What is the Built Environment?

The term ‘built environment’, or ‘built world’, refers to the human-made surroundings that provide the setting for human activity, ranging in scale from buildings to parks. It has been defined as “the human-made space in which people live, work, and recreate on a day-to-day basis.”

You may be surprised to learn that this definition does not come from the building industry, rather it stems from social science. Similarly, for infrastructure it is not about roads or bridges as much as it is about how a dam provides water supply or how a bridge allows access to the other side. It is about how we interact with and experience the built environment. To use transportation infrastructure as an example, it is the roads, bridges, traffic lights, bike lanes, sidewalks, buses and trains that define “my commute to work” – choices of transport, duration of my journey, how productive or relaxed I am along the way, travelling safely and arriving on-time.

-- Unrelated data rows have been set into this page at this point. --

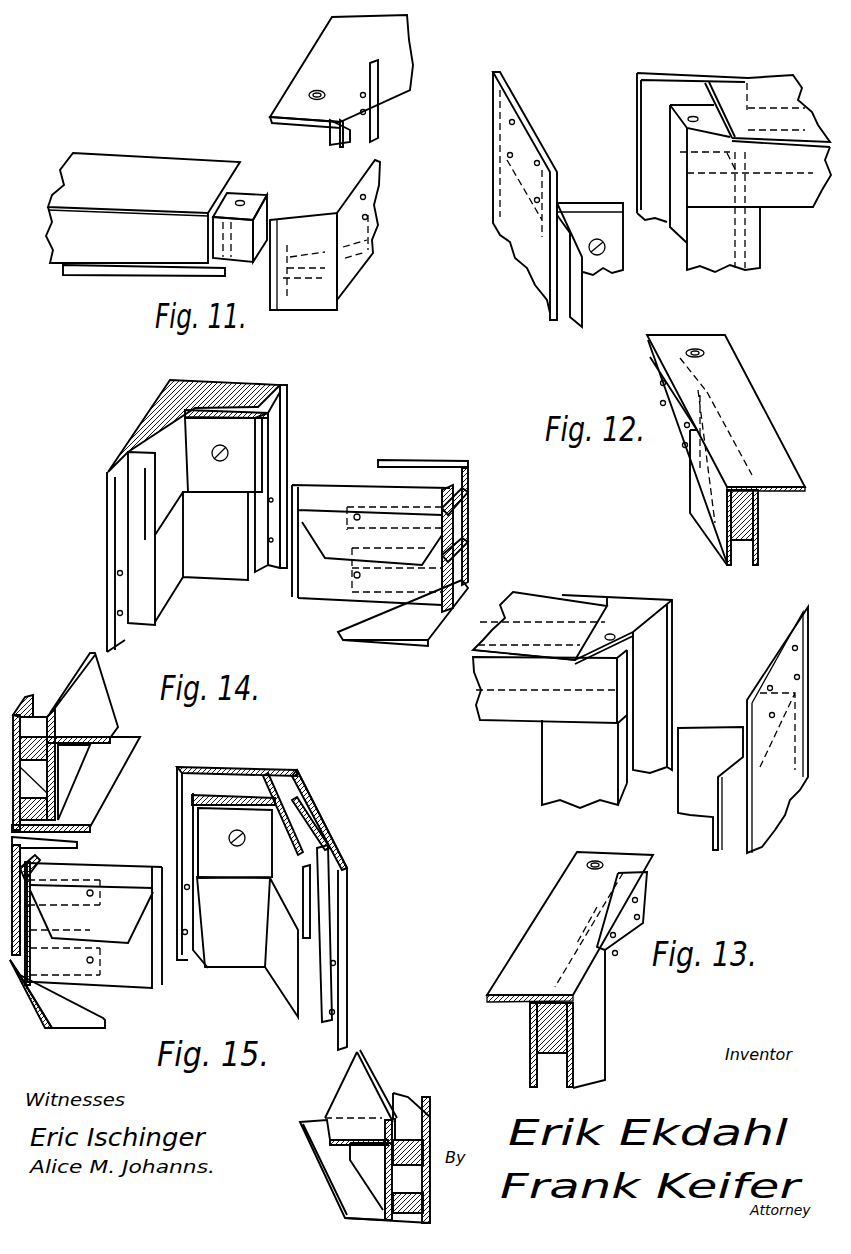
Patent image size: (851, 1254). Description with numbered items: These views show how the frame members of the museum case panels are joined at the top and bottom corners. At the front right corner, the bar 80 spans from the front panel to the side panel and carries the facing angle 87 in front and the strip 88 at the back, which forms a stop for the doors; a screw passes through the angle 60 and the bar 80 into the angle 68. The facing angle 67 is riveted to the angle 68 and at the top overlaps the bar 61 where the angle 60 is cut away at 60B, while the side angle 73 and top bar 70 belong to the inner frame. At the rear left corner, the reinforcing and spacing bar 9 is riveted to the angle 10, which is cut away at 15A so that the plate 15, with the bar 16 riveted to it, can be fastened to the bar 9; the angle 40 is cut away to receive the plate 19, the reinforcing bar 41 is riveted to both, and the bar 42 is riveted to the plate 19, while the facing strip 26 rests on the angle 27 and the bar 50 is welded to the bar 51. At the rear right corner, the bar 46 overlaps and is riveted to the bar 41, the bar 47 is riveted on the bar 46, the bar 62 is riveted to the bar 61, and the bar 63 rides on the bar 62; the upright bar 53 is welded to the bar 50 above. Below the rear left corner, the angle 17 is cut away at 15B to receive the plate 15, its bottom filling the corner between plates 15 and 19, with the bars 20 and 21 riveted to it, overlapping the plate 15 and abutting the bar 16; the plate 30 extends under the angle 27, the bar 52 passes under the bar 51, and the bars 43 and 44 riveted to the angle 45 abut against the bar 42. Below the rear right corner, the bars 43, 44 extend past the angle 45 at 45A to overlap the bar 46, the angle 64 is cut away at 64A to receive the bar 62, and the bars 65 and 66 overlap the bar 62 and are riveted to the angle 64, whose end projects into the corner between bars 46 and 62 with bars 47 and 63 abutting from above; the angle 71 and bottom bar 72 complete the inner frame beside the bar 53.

In FIG. 12, the reinforcing and spacing bar 9 is at (658, 387).
In FIG. 12, the angle 10 is at (763, 420).
In FIG. 12, the plate 15 is at (527, 122).
In FIG. 14, the plate 15 is at (140, 425).
In FIG. 12, the cut-away portion of angle 15A is at (688, 463).
In FIG. 15, the cut-away portion of angle 15B is at (33, 707).
In FIG. 12, the bar 16 is at (562, 217).
In FIG. 14, the bar 16 is at (128, 482).
In FIG. 15, the angle 17 is at (25, 695).
In FIG. 12, the plate 19 is at (648, 80).
In FIG. 14, the plate 19 is at (285, 395).
In FIG. 15, the bar 20 is at (48, 712).
In FIG. 15, the bar 21 is at (90, 745).
In FIG. 12, the facing strip 26 is at (760, 550).
In FIG. 12, the angle 27 is at (593, 237).
In FIG. 14, the angle 27 is at (175, 540).
In FIG. 15, the plate 30 is at (95, 667).
In FIG. 12, the angle 40 is at (768, 88).
In FIG. 13, the angle 40 is at (532, 602).
In FIG. 12, the reinforcing bar 41 is at (694, 115).
In FIG. 13, the reinforcing bar 41 is at (615, 634).
In FIG. 12, the bar 42 is at (675, 235).
In FIG. 14, the bar 42 is at (240, 383).
In FIG. 14, the bar 43 is at (463, 505).
In FIG. 15, the bar 43 is at (28, 863).
In FIG. 14, the bar 44 is at (462, 572).
In FIG. 15, the bar 44 is at (37, 988).
In FIG. 14, the angle 45 is at (432, 450).
In FIG. 15, the angle 45 is at (30, 863).
In FIG. 15, the extension of bars beyond angle 45A is at (82, 862).
In FIG. 13, the bar 46 is at (665, 642).
In FIG. 15, the bar 46 is at (235, 795).
In FIG. 13, the bar 47 is at (635, 710).
In FIG. 15, the bar 47 is at (215, 795).
In FIG. 12, the bar 50 is at (800, 200).
In FIG. 13, the bar 50 is at (520, 710).
In FIG. 12, the bar 51 is at (757, 252).
In FIG. 14, the bar 51 is at (272, 430).
In FIG. 14, the bar 52 is at (318, 484).
In FIG. 15, the bar 52 is at (160, 862).
In FIG. 13, the upright bar 53 is at (548, 763).
In FIG. 15, the upright bar 53 is at (270, 773).
In FIG. 11, the angle 60 is at (398, 100).
In FIG. 13, the angle 60 is at (545, 912).
In FIG. 11, the cut-away portion of angle 60B is at (370, 62).
In FIG. 11, the reinforcing bar 61 is at (332, 136).
In FIG. 13, the reinforcing bar 61 is at (643, 895).
In FIG. 13, the bar 62 is at (793, 635).
In FIG. 15, the bar 62 is at (345, 885).
In FIG. 13, the bar 63 is at (740, 745).
In FIG. 15, the bar 63 is at (318, 865).
In FIG. 15, the angle 64 is at (303, 1130).
In FIG. 13, the cut-away portion of angle 64A is at (606, 975).
In FIG. 15, the cut-away portion of angle 64A is at (410, 1095).
In FIG. 15, the bar 65 is at (385, 1195).
In FIG. 15, the bar 66 is at (425, 1150).
In FIG. 11, the facing angle 67 is at (371, 213).
In FIG. 11, the angle 68 is at (307, 250).
In FIG. 11, the top bar 70 is at (338, 143).
In FIG. 13, the top bar 70 is at (530, 1027).
In FIG. 15, the angle 71 is at (275, 865).
In FIG. 15, the bottom bar 72 is at (370, 1068).
In FIG. 11, the side angle 73 is at (350, 260).
In FIG. 11, the bar 80 is at (259, 196).
In FIG. 11, the facing angle 87 is at (192, 168).
In FIG. 11, the strip 88 is at (157, 272).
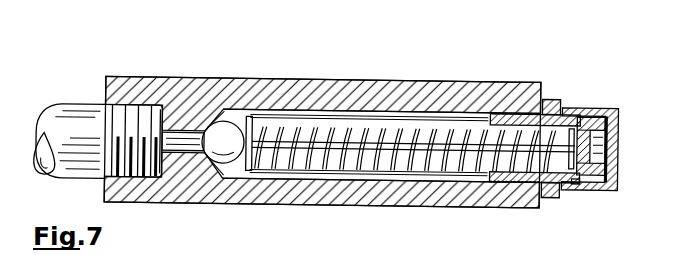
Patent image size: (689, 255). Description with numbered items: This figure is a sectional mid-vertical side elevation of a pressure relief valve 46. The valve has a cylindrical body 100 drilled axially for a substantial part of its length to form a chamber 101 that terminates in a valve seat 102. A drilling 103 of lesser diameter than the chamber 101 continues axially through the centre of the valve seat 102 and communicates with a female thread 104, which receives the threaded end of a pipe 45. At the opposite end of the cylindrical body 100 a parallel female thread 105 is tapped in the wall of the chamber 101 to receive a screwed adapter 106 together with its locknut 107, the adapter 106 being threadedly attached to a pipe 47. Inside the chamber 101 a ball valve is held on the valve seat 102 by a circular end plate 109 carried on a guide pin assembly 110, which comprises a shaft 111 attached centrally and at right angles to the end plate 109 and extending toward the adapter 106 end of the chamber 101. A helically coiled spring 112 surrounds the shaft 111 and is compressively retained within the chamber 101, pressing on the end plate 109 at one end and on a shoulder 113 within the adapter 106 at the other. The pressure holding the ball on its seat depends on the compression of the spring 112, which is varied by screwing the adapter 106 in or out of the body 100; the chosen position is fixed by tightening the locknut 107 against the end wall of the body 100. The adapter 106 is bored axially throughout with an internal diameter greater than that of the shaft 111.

The pipe 45 is at (70, 103).
The pressure relief valve 46 is at (308, 76).
The pipe 47 is at (578, 100).
The cylindrical body 100 is at (372, 88).
The chamber 101 is at (433, 109).
The valve seat 102 is at (217, 121).
The drilling 103 is at (183, 135).
The female thread 104 is at (128, 106).
The parallel female thread 105 is at (507, 108).
The screwed adapter 106 is at (236, 124).
The locknut 107 is at (552, 93).
The end plate 109 is at (248, 170).
The guide pin assembly 110 is at (307, 165).
The shaft 111 is at (383, 164).
The helically coiled spring 112 is at (336, 148).
The shoulder 113 is at (583, 177).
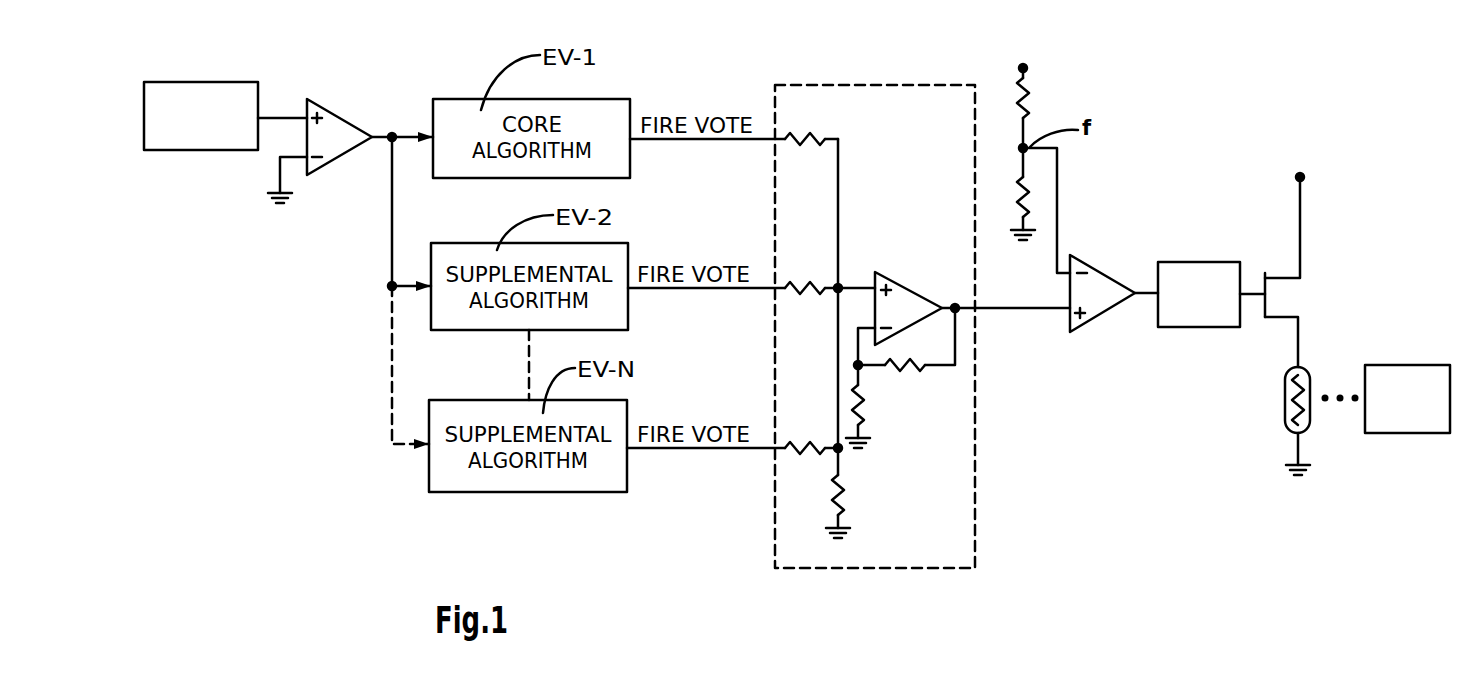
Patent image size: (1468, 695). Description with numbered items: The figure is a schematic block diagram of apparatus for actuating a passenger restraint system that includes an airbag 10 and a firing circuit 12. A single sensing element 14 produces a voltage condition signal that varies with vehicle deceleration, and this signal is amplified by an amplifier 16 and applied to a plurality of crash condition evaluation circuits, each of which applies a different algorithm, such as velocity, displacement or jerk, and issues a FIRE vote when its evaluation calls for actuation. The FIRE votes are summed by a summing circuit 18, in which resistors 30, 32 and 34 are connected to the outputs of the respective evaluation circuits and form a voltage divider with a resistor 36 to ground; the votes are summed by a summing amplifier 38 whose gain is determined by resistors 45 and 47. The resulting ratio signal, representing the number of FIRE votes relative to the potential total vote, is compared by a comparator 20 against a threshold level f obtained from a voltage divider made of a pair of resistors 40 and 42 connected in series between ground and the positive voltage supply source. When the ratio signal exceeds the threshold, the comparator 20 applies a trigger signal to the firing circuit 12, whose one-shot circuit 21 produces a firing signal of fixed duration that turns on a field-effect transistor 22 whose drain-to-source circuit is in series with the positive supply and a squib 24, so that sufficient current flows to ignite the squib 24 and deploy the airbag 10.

The airbag 10 is at (1407, 367).
The firing circuit 12 is at (1220, 207).
The sensing element 14 is at (202, 86).
The amplifier 16 is at (333, 120).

The Built Environment is all about how we experience the buildings and spaces that we inhabit together with the infrastructure we use and rely upon. It is the confluence of urban design, architecture, engineering, psychology, sociology, sustainability, resilience and technology. The built environment is supported by interacting systems that need to be managed and optimized including transportation, waste disposal, safety, security, health care, emergency services, clean water, connectivity, communications and access to a reliable and ideally, a renewable energy grid.